Культура та мистецтво

Известный коллекционер игорь дыченко: «сергей параджанов гнался за мной по проспекту победы с огромным старинным зеркалом в руках и орал: «нэгодяй! Остановись! Нэгодяй… »

0:00 — 19 лютого 2003 eye 3013

Десять лет владелец единственной в Украине серии иллюстраций Сальвадора Дали ищет меценатов, которые помогут открыть музей частных коллекций

Свою мастерскую, расположенную в полуподвальном помещении на тихой киевской улице, известный коллекционер и искусствовед Игорь Дыченко в шутку называет «Наутилусом». «Моя подводная лодка дрейфует по течениям времени удивительного культурного треугольника. Раньше в этом райончике жили Леся Украинка, Михаил Грушевский и Серж Лифарь, а сейчас… Впрочем, не будем об этом», -- говорит он, указывая на темный ряд «Мерседесов» за оконным стеклом.

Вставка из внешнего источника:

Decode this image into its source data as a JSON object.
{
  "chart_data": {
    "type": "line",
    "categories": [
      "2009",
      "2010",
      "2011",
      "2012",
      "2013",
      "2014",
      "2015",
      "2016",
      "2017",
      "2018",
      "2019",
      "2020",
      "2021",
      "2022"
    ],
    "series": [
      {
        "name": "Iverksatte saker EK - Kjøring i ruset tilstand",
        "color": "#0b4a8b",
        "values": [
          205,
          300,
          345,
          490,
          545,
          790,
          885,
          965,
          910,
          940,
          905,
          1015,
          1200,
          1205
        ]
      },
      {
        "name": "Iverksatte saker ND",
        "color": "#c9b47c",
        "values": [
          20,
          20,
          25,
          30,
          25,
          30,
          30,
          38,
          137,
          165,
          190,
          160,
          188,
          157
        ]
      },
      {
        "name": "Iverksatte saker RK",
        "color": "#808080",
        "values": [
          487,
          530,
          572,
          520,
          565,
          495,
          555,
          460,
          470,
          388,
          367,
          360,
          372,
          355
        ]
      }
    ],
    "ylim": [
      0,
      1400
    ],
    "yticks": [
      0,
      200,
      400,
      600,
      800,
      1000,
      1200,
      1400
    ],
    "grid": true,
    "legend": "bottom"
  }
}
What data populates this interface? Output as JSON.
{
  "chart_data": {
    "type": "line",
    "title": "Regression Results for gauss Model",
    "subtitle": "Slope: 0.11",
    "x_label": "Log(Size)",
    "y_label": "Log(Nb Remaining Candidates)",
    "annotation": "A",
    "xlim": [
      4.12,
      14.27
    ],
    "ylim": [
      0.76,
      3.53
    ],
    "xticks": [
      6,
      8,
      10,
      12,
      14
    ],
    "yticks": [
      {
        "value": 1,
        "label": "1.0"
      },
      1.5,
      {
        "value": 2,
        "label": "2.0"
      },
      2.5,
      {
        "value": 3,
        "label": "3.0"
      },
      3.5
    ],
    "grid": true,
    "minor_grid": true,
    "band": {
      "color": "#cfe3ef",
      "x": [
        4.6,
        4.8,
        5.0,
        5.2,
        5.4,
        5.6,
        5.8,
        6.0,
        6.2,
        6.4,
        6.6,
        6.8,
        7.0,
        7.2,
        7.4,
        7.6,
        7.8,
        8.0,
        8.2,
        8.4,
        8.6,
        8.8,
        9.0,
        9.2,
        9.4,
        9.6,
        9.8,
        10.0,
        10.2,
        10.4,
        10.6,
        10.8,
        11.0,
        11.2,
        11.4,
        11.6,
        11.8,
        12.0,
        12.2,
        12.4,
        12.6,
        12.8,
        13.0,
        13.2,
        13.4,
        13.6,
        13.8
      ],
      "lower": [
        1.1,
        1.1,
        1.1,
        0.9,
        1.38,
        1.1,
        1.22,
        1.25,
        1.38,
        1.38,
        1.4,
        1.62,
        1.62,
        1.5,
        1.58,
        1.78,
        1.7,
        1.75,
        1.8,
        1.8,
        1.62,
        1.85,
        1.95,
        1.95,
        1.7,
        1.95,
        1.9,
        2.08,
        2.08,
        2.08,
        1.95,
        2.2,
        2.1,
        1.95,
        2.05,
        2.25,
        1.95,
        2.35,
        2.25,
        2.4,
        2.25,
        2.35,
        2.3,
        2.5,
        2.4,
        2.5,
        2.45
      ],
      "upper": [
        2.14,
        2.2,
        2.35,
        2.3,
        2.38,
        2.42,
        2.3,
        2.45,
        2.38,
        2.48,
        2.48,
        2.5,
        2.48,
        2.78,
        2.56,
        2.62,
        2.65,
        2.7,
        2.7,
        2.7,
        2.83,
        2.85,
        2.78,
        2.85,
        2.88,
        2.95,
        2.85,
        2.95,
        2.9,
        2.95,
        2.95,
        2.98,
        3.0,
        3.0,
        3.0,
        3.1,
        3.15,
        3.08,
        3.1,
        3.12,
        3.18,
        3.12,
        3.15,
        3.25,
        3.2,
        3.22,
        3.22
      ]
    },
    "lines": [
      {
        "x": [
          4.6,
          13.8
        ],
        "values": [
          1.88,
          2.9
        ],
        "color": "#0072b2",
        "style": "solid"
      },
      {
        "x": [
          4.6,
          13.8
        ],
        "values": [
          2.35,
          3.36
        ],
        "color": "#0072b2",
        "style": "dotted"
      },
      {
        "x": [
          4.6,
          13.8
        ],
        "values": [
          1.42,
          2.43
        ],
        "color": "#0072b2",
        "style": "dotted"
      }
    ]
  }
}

На борту его «Наутилуса» офорт Сальвадора Дали смотрит со стены на футуристическую аппликацию Бориса Гребенщикова, фото комнаты Параджанова с пурпурным отпечатком пальца гения соседствует с рисунком великого мима Марселя Марсо и наивными акварелями маленьких, еще не известных художников Украины. Интерьер мастерской Игоря Дыченко завораживает. За каждой вещью стоят живая история, события и переживания, о каждой коллекционер может говорить часами, правда, «не для прессы». Но кое-какими тайнами коллекционирования Игорь Сергеевич согласился поделиться с «ФАКТАМИ». На столе появилась бутылка «Кампари»… Несколько вечеров искусствовед посвятил воспоминаниям, которые также составляют часть его коллекции. Наравне с картинами Казимира Малевича и графикой Сальвадора Дали, автографом Иосифа Сталина, фото и книгами, подаренными Анной Ахматовой и Лили Брик, письмами Михаила Грушевского и Сергея Ефремова…

«Я никогда не видел всю свою коллекцию целиком»

-- Игорь Сергеевич, что же подтолкнуло вас к коллекционированию?

-- Детство… Знаете такую детскую игру, когда ребенок, впервые ощутив стремление к чему-то таинственному и прекрасному, начинает «секретничать». Вырывает ямку, где под стеклышком прячет стрекозу с переливающимися крылышками или старинную открытку, найденную среди выброшенного на улицу хлама. Вот и я когда-то собирал страницы отрывных календарей с миниатюрными репродукциями Мурильо, Леонардо да Винчи, Микеланджело. Клеил их силикатным клеем, отчего они быстро «выгорали» и погибали.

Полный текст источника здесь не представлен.